If you’re impatient to start playing Cyberpunk 2077 on a base PS4 or Xbox One, but still don’t feel it has been sufficiently patched, one radical solution could be to get a refund, and spend that on playing the game via Google Stadia instead. It’s reputed to work pretty well on that already. You’ll need fast broadband, though: we’ve never been able to check out Stadia because (in London) our broadband is so slow that Google’s streaming service wouldn’t even be able to operate at 1080p.
What went wrong?
Cyberpunk 2077’s launch shoddiness highlighted another problem which is rife in today’s games industry: a massive shift in the power-balance towards marketing departments. When launch dates are dictated by marketing campaigns, that amounts to a recipe for a broken game. CD Projekt Red already pushed Cyberpunk 2077’s launch date back three times (it was originally due for an April launch, then a September one).

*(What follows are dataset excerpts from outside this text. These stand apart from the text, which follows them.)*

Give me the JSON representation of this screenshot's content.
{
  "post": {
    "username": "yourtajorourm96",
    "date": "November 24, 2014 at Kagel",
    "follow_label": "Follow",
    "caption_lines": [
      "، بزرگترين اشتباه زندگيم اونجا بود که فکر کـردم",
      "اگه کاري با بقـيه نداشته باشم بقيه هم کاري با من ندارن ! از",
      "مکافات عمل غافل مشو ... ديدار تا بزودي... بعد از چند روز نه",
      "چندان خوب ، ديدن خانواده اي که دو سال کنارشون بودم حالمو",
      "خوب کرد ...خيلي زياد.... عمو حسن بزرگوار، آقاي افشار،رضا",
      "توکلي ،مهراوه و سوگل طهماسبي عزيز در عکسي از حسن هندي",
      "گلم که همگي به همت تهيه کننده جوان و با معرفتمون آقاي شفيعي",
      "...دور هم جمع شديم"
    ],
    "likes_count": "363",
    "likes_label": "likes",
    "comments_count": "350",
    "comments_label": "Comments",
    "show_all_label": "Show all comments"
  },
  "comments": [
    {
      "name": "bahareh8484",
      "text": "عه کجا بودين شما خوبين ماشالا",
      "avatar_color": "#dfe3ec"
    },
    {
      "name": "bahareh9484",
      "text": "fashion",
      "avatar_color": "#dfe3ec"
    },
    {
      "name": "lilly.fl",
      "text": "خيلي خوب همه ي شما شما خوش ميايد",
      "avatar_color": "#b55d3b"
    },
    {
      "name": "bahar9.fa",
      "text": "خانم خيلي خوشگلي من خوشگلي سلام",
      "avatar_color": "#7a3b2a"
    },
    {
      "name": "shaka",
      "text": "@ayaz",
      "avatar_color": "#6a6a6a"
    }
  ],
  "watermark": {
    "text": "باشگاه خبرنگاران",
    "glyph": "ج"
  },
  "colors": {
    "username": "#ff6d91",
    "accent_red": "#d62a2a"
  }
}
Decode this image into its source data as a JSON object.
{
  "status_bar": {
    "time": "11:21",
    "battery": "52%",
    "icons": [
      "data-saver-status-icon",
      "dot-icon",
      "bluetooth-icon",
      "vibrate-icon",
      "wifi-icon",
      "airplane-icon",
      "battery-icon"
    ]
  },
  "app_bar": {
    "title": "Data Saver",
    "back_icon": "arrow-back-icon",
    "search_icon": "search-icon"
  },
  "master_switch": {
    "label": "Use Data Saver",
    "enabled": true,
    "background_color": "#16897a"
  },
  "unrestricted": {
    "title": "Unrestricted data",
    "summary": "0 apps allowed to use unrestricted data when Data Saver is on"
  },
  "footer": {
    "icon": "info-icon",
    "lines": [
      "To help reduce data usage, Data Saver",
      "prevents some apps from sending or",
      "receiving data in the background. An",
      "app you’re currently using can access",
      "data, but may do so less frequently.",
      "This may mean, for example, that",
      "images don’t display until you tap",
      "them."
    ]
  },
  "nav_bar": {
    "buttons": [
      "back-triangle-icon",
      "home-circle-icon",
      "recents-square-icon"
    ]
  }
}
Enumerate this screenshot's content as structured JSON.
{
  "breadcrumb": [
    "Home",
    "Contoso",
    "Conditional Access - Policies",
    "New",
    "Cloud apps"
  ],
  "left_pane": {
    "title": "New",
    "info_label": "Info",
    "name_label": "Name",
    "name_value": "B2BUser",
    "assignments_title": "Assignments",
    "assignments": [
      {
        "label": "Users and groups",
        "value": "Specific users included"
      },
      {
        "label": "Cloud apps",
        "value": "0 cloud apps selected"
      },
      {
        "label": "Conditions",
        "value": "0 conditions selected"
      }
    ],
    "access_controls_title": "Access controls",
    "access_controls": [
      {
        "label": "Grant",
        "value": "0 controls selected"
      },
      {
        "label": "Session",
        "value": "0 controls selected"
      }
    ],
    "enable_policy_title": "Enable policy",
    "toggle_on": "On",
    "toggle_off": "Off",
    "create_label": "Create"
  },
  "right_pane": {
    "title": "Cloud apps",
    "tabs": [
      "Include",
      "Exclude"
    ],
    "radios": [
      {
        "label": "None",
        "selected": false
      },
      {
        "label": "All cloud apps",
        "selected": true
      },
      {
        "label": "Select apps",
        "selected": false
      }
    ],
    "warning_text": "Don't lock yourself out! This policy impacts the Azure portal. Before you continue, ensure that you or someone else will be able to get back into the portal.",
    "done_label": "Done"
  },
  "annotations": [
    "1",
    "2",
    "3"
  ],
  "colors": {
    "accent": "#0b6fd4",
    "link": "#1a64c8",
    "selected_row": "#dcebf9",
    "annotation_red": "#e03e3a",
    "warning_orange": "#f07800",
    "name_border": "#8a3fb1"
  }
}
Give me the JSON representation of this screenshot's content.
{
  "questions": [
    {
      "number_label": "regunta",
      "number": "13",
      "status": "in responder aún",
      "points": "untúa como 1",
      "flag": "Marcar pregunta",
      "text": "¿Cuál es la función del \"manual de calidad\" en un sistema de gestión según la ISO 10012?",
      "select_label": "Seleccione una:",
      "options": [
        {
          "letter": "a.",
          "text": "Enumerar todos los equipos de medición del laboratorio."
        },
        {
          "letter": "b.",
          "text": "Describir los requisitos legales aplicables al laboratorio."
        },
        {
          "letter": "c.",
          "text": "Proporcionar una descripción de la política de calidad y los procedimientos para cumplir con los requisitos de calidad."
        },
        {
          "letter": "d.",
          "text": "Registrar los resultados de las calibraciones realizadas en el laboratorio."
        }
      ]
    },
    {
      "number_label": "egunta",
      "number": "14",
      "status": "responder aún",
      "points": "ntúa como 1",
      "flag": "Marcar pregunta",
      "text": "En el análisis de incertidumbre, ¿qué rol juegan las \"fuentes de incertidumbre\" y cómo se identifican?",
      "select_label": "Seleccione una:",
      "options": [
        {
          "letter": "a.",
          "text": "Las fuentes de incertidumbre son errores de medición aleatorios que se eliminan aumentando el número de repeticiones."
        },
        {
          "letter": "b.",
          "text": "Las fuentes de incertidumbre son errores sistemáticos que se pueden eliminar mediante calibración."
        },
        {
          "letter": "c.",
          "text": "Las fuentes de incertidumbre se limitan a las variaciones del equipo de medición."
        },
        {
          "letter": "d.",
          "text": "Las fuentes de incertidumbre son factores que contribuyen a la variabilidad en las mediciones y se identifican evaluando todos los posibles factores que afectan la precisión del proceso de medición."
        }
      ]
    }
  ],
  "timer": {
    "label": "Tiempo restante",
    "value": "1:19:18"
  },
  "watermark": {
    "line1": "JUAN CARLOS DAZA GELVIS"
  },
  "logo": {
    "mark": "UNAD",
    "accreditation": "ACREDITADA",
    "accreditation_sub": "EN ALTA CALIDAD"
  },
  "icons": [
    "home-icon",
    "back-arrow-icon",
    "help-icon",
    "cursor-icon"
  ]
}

Having set that precedent, CD Projekt Red could and should have taken the painful but ultimately sensible decision to push Cyberpunk 2077’s release into 2021. But a company that has shareholders will find its value decimated if it promises to deliver a game in a specific year, then fails to do so. The irony is that there is now talk of a class-action lawsuit against CD Projekt Red, enacted by its shareholders as well as representatives of its customers, resulting from the damage the company’s share price sustained after Cyberpunk 2077’s disastrous launch.
The vast number of pre-orders that Cyberpunk 2077 enjoyed would have added to CD Projekt Red’s reluctance to delay the game until it was at least playable on all platforms – refunds represent the most tangible of financial hits, but it turns out that the developer is going to have to suffer that particular medicine anyway.

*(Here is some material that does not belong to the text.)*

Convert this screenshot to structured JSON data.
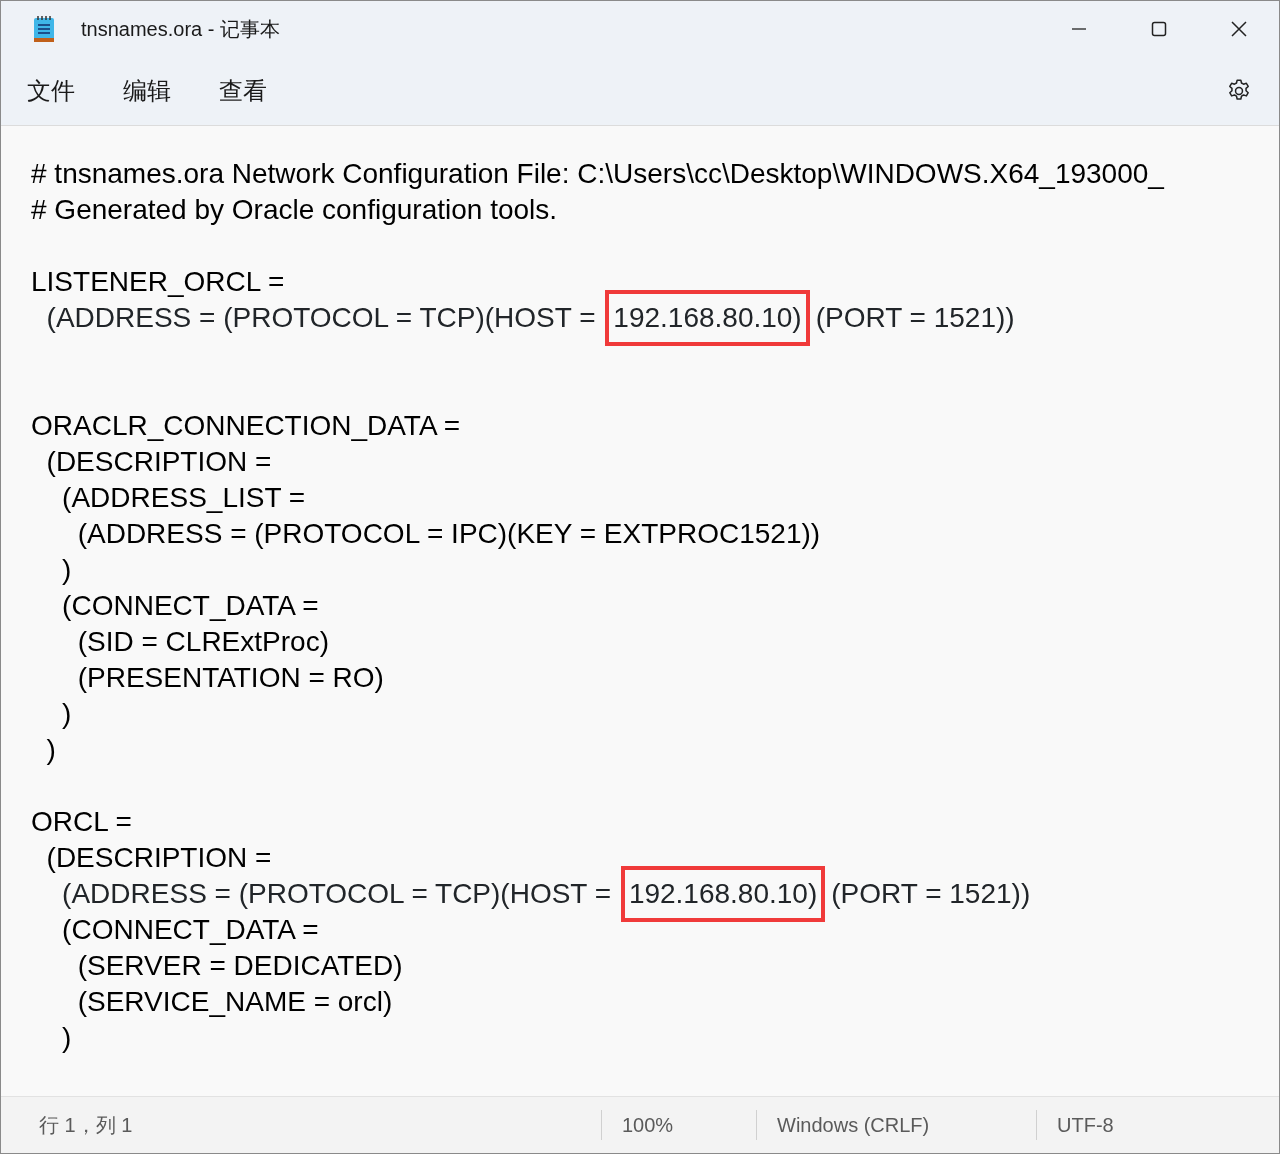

Shooting too high, technically
It should be possible to have a certain amount of sympathy for CD Projekt Red when you consider that the game’s problems stem from a certain amount of overambition: it designed a game that is too high-tech to operate on the slowest consoles.

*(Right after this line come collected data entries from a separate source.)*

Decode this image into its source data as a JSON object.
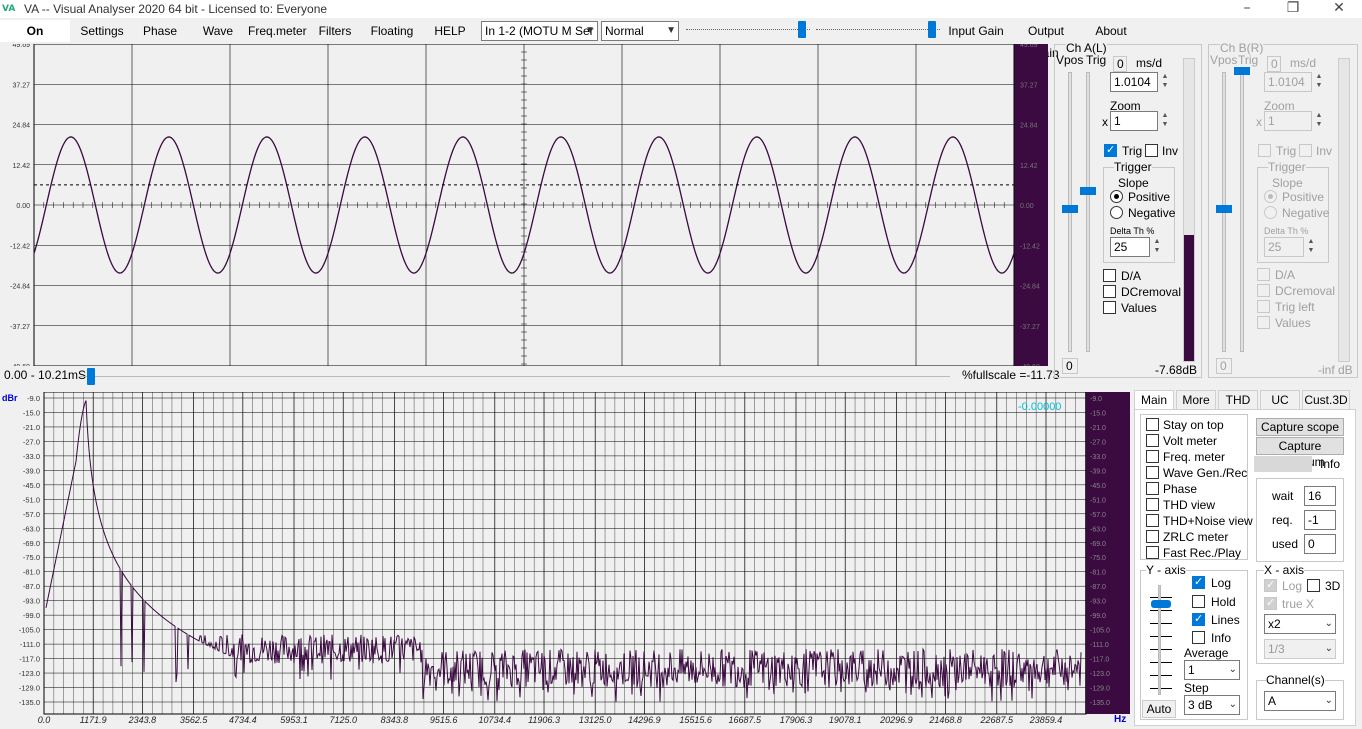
{
  "window": {
    "logo": "VA",
    "title": "VA -- Visual Analyser 2020 64 bit - Licensed to: Everyone"
  },
  "menu": {
    "on": "On",
    "settings": "Settings",
    "phase": "Phase",
    "wave": "Wave",
    "freqmeter": "Freq.meter",
    "filters": "Filters",
    "floating": "Floating",
    "help": "HELP",
    "input_device": "In 1-2 (MOTU M Ser",
    "mode": "Normal",
    "input_gain": "Input Gain",
    "output_gain": "Output Gain",
    "about": "About"
  },
  "scope": {
    "y_ticks": [
      "49.69",
      "37.27",
      "24.84",
      "12.42",
      "0.00",
      "-12.42",
      "-24.84",
      "-37.27",
      "-49.69"
    ],
    "time_range": "0.00 - 10.21mS",
    "fullscale": "%fullscale =-11.73",
    "cycles": 10,
    "amplitude": 21,
    "trigger_level": 6.2
  },
  "chA": {
    "title": "Ch A(L)",
    "vpos": "Vpos",
    "trig": "Trig",
    "zero": "0",
    "msd_label": "ms/d",
    "msd": "1.0104",
    "zoom_label": "Zoom",
    "x": "x",
    "zoom": "1",
    "trig_cb": "Trig",
    "inv_cb": "Inv",
    "trigger": "Trigger",
    "slope": "Slope",
    "positive": "Positive",
    "negative": "Negative",
    "delta": "Delta Th %",
    "delta_val": "25",
    "da": "D/A",
    "dcremoval": "DCremoval",
    "values": "Values",
    "bottom_zero": "0",
    "db": "-7.68dB"
  },
  "chB": {
    "title": "Ch B(R)",
    "vpos": "Vpos",
    "trig": "Trig",
    "zero": "0",
    "msd_label": "ms/d",
    "msd": "1.0104",
    "zoom_label": "Zoom",
    "x": "x",
    "zoom": "1",
    "trig_cb": "Trig",
    "inv_cb": "Inv",
    "trigger": "Trigger",
    "slope": "Slope",
    "positive": "Positive",
    "negative": "Negative",
    "delta": "Delta Th %",
    "delta_val": "25",
    "da": "D/A",
    "dcremoval": "DCremoval",
    "trigleft": "Trig left",
    "values": "Values",
    "bottom_zero": "0",
    "db": "-inf dB"
  },
  "spectrum": {
    "unit_y": "dBr",
    "unit_x": "Hz",
    "readout": "-0.00000",
    "y_ticks": [
      "-9.0",
      "-15.0",
      "-21.0",
      "-27.0",
      "-33.0",
      "-39.0",
      "-45.0",
      "-51.0",
      "-57.0",
      "-63.0",
      "-69.0",
      "-75.0",
      "-81.0",
      "-87.0",
      "-93.0",
      "-99.0",
      "-105.0",
      "-111.0",
      "-117.0",
      "-123.0",
      "-129.0",
      "-135.0"
    ],
    "x_ticks": [
      "0.0",
      "1171.9",
      "2343.8",
      "3562.5",
      "4734.4",
      "5953.1",
      "7125.0",
      "8343.8",
      "9515.6",
      "10734.4",
      "11906.3",
      "13125.0",
      "14296.9",
      "15515.6",
      "16687.5",
      "17906.3",
      "19078.1",
      "20296.9",
      "21468.8",
      "22687.5",
      "23859.4"
    ]
  },
  "tabs": [
    "Main",
    "More",
    "THD",
    "UC",
    "Cust.3D"
  ],
  "main_panel": {
    "options": [
      "Stay on top",
      "Volt meter",
      "Freq. meter",
      "Wave Gen./Rec",
      "Phase",
      "THD view",
      "THD+Noise view",
      "ZRLC meter",
      "Fast Rec./Play"
    ],
    "capture_scope": "Capture scope",
    "capture_spectrum": "Capture spectrum",
    "info": "Info",
    "wait_label": "wait",
    "wait": "16",
    "req_label": "req.",
    "req": "-1",
    "used_label": "used",
    "used": "0",
    "yaxis": "Y - axis",
    "log": "Log",
    "hold": "Hold",
    "lines": "Lines",
    "yinfo": "Info",
    "average": "Average",
    "average_val": "1",
    "step": "Step",
    "step_val": "3 dB",
    "auto": "Auto",
    "xaxis": "X - axis",
    "xlog": "Log",
    "x3d": "3D",
    "truex": "true X",
    "xmult": "x2",
    "octave": "1/3",
    "channels": "Channel(s)",
    "channel_val": "A"
  }
}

But that argument is a fallacy: any technical director worth their salt should lay down the law to a development team and insist that their game operate comfortably on the lowliest consoles for which it is designed. That’s especially true when those consoles have been on sale for seven years, are at the end of their cycle and whose hardware capabilities are among the better-known things on the entire planet. One would imagine that many heads have rolled in CD Projekt Red’s technical department; if not, you really would fear for the company.
Beware the temptation to self-publish
Another likely contributing factor which nobody else has yet brought up is CD Projekt Red’s lack of a publisher. It chose to self-publish the game – Bandai Namco’s involvement with the game in Europe is as a distributor, rather than a publisher, an arrangement which worked well with The Witcher 3, although when that game launched, Bandai Namco’s involvement appeared to be markedly greater than it was with Cyberpunk 2077.
One thing that external publishers indisputably bring is a layer of production professionals who will happily deliver home truths to developers – such as: “Your game doesn’t work on base PS4s and Xbox Ones: you can’t release it like that.” An extra layer of eyes from the outside will expose precisely the sort of problems that Cyberpunk 2077 suffers from, and at a sufficiently early stage of the development process to do something about them. And even if a nightmare of Cyberpunk 2077 proportions somehow slips through the net, publishers’ much more advanced and established PR departments will have a much better idea of how to mitigate the damage. As it is, Cyberpunk 2077 stands as perhaps the games industry’s greatest ever monument to the potential pitfalls of self-publishing.